Tianshu Wang,Hongyu Lin,Cheng Fu,Xianpei Han,Le Sun,Feiyu Xiong,Hui Chen,Minlong Lu,Xiuwen Zhu
Abstract:Entity matching (EM) is the most critical step for entity resolution (ER). While current deep learningbased methods achieve very impressive performance on standard EM benchmarks, their realworld application performance is much frustrating. In this paper, we highlight that such the gap between reality and ideality stems from the unreasonable benchmark construction process, which is inconsistent with the nature of entity matching and therefore leads to biased evaluations of current EM approaches. To this end, we build a new EM corpus and re-construct EM benchmarks to challenge critical assumptions implicit in the previous benchmark construction process by step-wisely changing the restricted entities, balanced labels, and single-modal records in previous benchmarks into open entities, imbalanced labels, and multimodal records in an open environment. Experimental results demonstrate that the assumptions made in the previous benchmark construction process are not coincidental with the open environment, which conceal the main challenges of the task and therefore significantly overestimate the current progress of entity matching. The constructed benchmarks and code are publicly released
What problem does this paper attempt to address?

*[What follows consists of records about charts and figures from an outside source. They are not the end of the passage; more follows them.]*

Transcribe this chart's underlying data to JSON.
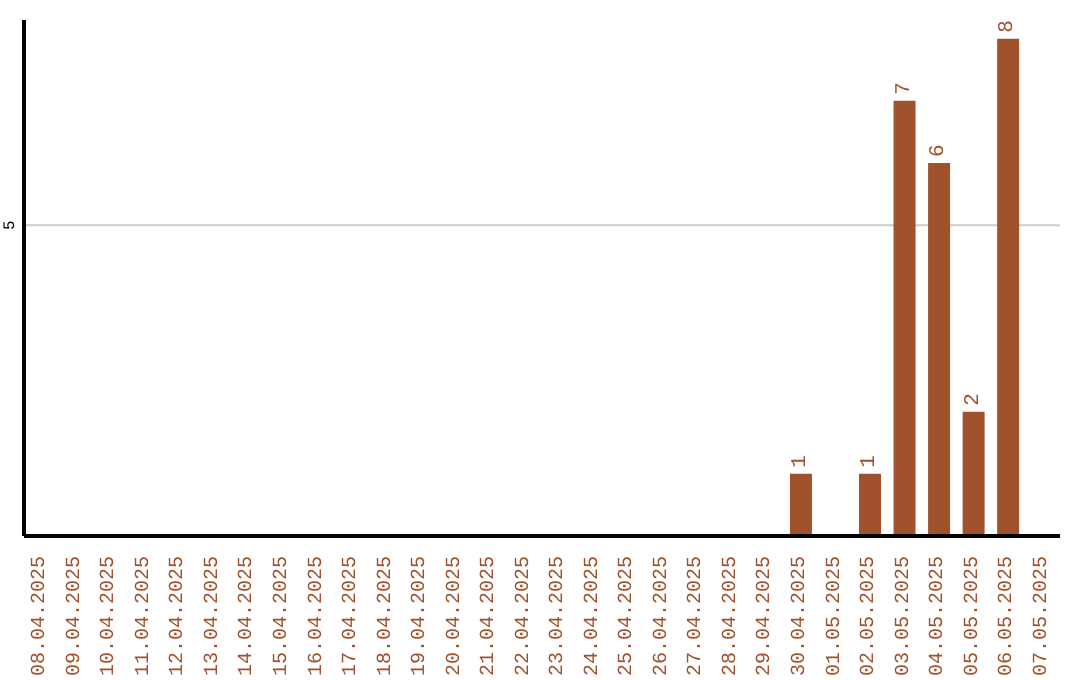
{
  "chart_data": {
    "type": "bar",
    "categories": [
      "08.04.2025",
      "09.04.2025",
      "10.04.2025",
      "11.04.2025",
      "12.04.2025",
      "13.04.2025",
      "14.04.2025",
      "15.04.2025",
      "16.04.2025",
      "17.04.2025",
      "18.04.2025",
      "19.04.2025",
      "20.04.2025",
      "21.04.2025",
      "22.04.2025",
      "23.04.2025",
      "24.04.2025",
      "25.04.2025",
      "26.04.2025",
      "27.04.2025",
      "28.04.2025",
      "29.04.2025",
      "30.04.2025",
      "01.05.2025",
      "02.05.2025",
      "03.05.2025",
      "04.05.2025",
      "05.05.2025",
      "06.05.2025",
      "07.05.2025"
    ],
    "values": [
      null,
      null,
      null,
      null,
      null,
      null,
      null,
      null,
      null,
      null,
      null,
      null,
      null,
      null,
      null,
      null,
      null,
      null,
      null,
      null,
      null,
      null,
      1,
      null,
      1,
      7,
      6,
      2,
      8,
      null
    ],
    "color": "#a0522d",
    "ylim": [
      0,
      8.3
    ],
    "yticks": [
      5
    ],
    "grid": "y",
    "data_labels": true,
    "legend": false
  }
}
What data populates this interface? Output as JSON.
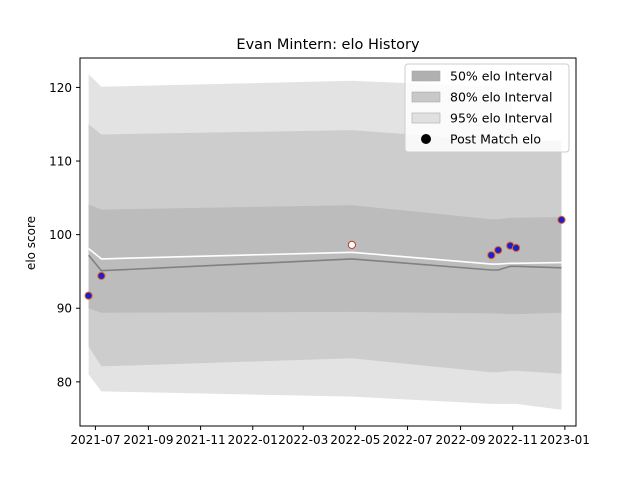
{
  "chart_data": {
    "type": "line",
    "title": "Evan Mintern: elo History",
    "xlabel": "",
    "ylabel": "elo score",
    "x_ticks": [
      "2021-07",
      "2021-09",
      "2021-11",
      "2022-01",
      "2022-03",
      "2022-05",
      "2022-07",
      "2022-09",
      "2022-11",
      "2023-01"
    ],
    "y_ticks": [
      80,
      90,
      100,
      110,
      120
    ],
    "xlim": [
      "2021-06-13",
      "2023-01-14"
    ],
    "ylim": [
      74,
      124
    ],
    "grid": false,
    "legend_position": "top-right",
    "x": [
      "2021-06-23",
      "2021-07-08",
      "2022-04-27",
      "2022-10-07",
      "2022-10-15",
      "2022-10-29",
      "2022-11-05",
      "2022-12-28"
    ],
    "series": [
      {
        "name": "95% elo Interval",
        "kind": "band",
        "color": "#e3e3e3",
        "lower": [
          81,
          78.7,
          78.0,
          77.0,
          77.0,
          77.0,
          77.0,
          76.2
        ],
        "upper": [
          121.8,
          120.1,
          120.9,
          120.1,
          119.9,
          119.9,
          111.0,
          111.8
        ]
      },
      {
        "name": "80% elo Interval",
        "kind": "band",
        "color": "#cdcdcd",
        "lower": [
          84.8,
          82.1,
          83.2,
          81.3,
          81.3,
          81.5,
          81.5,
          81.1
        ],
        "upper": [
          115,
          113.6,
          114.2,
          112.8,
          112.7,
          112.5,
          112.6,
          112.8
        ]
      },
      {
        "name": "50% elo Interval",
        "kind": "band",
        "color": "#bcbcbc",
        "lower": [
          90.0,
          89.4,
          89.5,
          89.3,
          89.3,
          89.2,
          89.2,
          89.4
        ],
        "upper": [
          104.1,
          103.4,
          104.0,
          102.1,
          102.1,
          102.3,
          102.3,
          102.4
        ]
      },
      {
        "name": "",
        "kind": "line",
        "color": "#808080",
        "values": [
          97.2,
          95.1,
          96.7,
          95.2,
          95.2,
          95.7,
          95.7,
          95.5
        ]
      },
      {
        "name": "",
        "kind": "line",
        "color": "#ffffff",
        "values": [
          98.1,
          96.7,
          97.6,
          96.0,
          96.0,
          96.1,
          96.1,
          96.2
        ]
      }
    ],
    "post_match": {
      "name": "Post Match elo",
      "points": [
        {
          "x": "2021-06-23",
          "y": 91.7,
          "fill": "#1f1fcf"
        },
        {
          "x": "2021-07-08",
          "y": 94.4,
          "fill": "#1f1fcf"
        },
        {
          "x": "2022-04-27",
          "y": 98.6,
          "fill": "#ffffff"
        },
        {
          "x": "2022-10-07",
          "y": 97.2,
          "fill": "#1f1fcf"
        },
        {
          "x": "2022-10-15",
          "y": 97.9,
          "fill": "#1f1fcf"
        },
        {
          "x": "2022-10-29",
          "y": 98.5,
          "fill": "#1f1fcf"
        },
        {
          "x": "2022-11-05",
          "y": 98.2,
          "fill": "#1f1fcf"
        },
        {
          "x": "2022-12-28",
          "y": 102.0,
          "fill": "#1f1fcf"
        }
      ]
    }
  },
  "legend": {
    "items": [
      {
        "label": "50% elo Interval",
        "color": "#b0b0b0",
        "kind": "patch"
      },
      {
        "label": "80% elo Interval",
        "color": "#c8c8c8",
        "kind": "patch"
      },
      {
        "label": "95% elo Interval",
        "color": "#e0e0e0",
        "kind": "patch"
      },
      {
        "label": "Post Match elo",
        "color": "#000000",
        "kind": "marker"
      }
    ]
  }
}
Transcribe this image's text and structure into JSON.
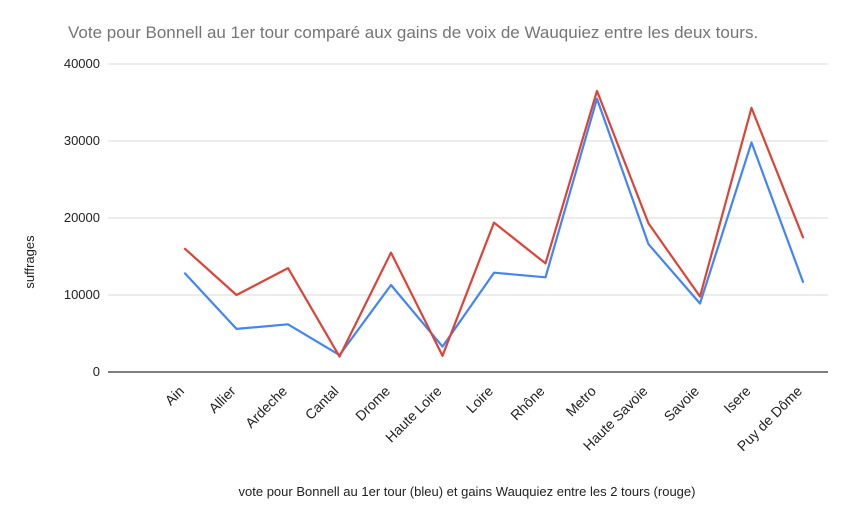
{
  "chart_data": {
    "type": "line",
    "title": "Vote pour Bonnell au 1er tour comparé aux gains de voix de Wauquiez entre les deux tours.",
    "xlabel": "vote pour Bonnell au 1er tour  (bleu) et gains Wauquiez entre les 2 tours (rouge)",
    "ylabel": "suffrages",
    "ylim": [
      0,
      40000
    ],
    "yticks": [
      "0",
      "10000",
      "20000",
      "30000",
      "40000"
    ],
    "categories": [
      "Ain",
      "Allier",
      "Ardeche",
      "Cantal",
      "Drome",
      "Haute Loire",
      "Loire",
      "Rhône",
      "Metro",
      "Haute Savoie",
      "Savoie",
      "Isere",
      "Puy de Dôme"
    ],
    "grid": true,
    "legend": "none",
    "series": [
      {
        "color": "#4285f4",
        "values": [
          12800,
          5600,
          6200,
          2200,
          11300,
          3300,
          12900,
          12300,
          35500,
          16600,
          8900,
          29800,
          11700
        ]
      },
      {
        "color": "#db4437",
        "values": [
          16000,
          10000,
          13500,
          2000,
          15500,
          2100,
          19400,
          14100,
          36500,
          19300,
          9800,
          34300,
          17500
        ]
      }
    ]
  }
}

This paper attempts to address the gap between existing benchmarks and practical application scenarios in the field of entity matching (EM). Specifically, the paper points out that current deep - learning - based methods achieve very impressive performance on standard EM benchmarks, but their performance in real - world applications is disappointing. This gap between ideal and reality mainly stems from the unreasonable benchmark construction processes, which are inconsistent with the essence of entity matching, thus leading to biased evaluations of current EM methods. To bridge this gap, the authors reconstructed the EM benchmark by gradually changing the restricted entities, balanced labels, and single - modality records in the existing benchmark to open entities, unbalanced labels, and multi - modality records, in order to be closer to the actual situation in an open environment.
### Main Problems
1. **Restricted Entity Assumption**:
- Most of the entity clusters and records in existing benchmarks are covered by the training set, which is inconsistent with the situation in the real world where a large number of entity clusters and records are unseen. Therefore, existing benchmarks cannot effectively evaluate the performance of entity matchers in an open environment.
2. **Balanced Label Assumption**:
- The ratio of matching and non - matching instances in existing benchmarks is relatively low and close, while in real - world applications this ratio is usually extremely high (for example, 1:100). This imbalance is one of the most critical challenges in entity matching, but existing benchmarks fail to reflect this.
3. **Single Modality Assumption**:
- Existing benchmarks mainly focus on text attributes and ignore the importance of other modalities (such as images, audio) in entity matching. In an open environment, multi - modality information can significantly improve the performance of entity matching, but existing benchmarks fail to evaluate this.
### Solutions
- **Construction of a New Dataset**:
- The authors constructed a multi - modality dataset containing more than 120,000 records, covering 10,000 products. Each record contains high - quality image attributes.
- **Construction of a New Benchmark**:
- By gradually removing the above three assumptions, the authors constructed four new benchmark tests:
- **Open Matching (OM)**: The test set contains completely unseen entity clusters and records.
- **Cluster - focused Matching (CFM)**: The test set contains unseen records in seen entity clusters.
- **Record Linking (RL)**: The test set contains one seen record and one unseen record.
- **Standard Setting (Vanilla)**: Follows the existing benchmark construction standards.
### Experimental Results
- **Restricted Entity Assumption**:
- When the restricted entity assumption is removed, the performance of the model in the open - matching scenario drops significantly, with the F1 score dropping from nearly 90% to about 67%.
- **Balanced Label Assumption**:
- When the ratio of matching to non - matching in the test set is increased to 1:100, the model performance drops significantly, especially in the open - matching benchmark, where the F1 score drops to 14.52%.
- **Single Modality Assumption**:
- After introducing visual attributes, the performance of the model in open - cluster and unbalanced settings is significantly improved, with the F1 score increasing by 7 to 11 percentage points. The multi - modality model even achieves an F1 score improvement of more than 40% in some categories.
### Conclusion
The paper reveals three implicit assumptions in existing EM benchmarks and, by constructing a new multi - modality dataset and benchmark tests, shows how these assumptions mask the key challenges in entity matching. The experimental results show that existing benchmarks significantly overestimate the performance of current EM methods, and the new benchmark tests are more capable of reflecting the entity - matching challenges in the real world.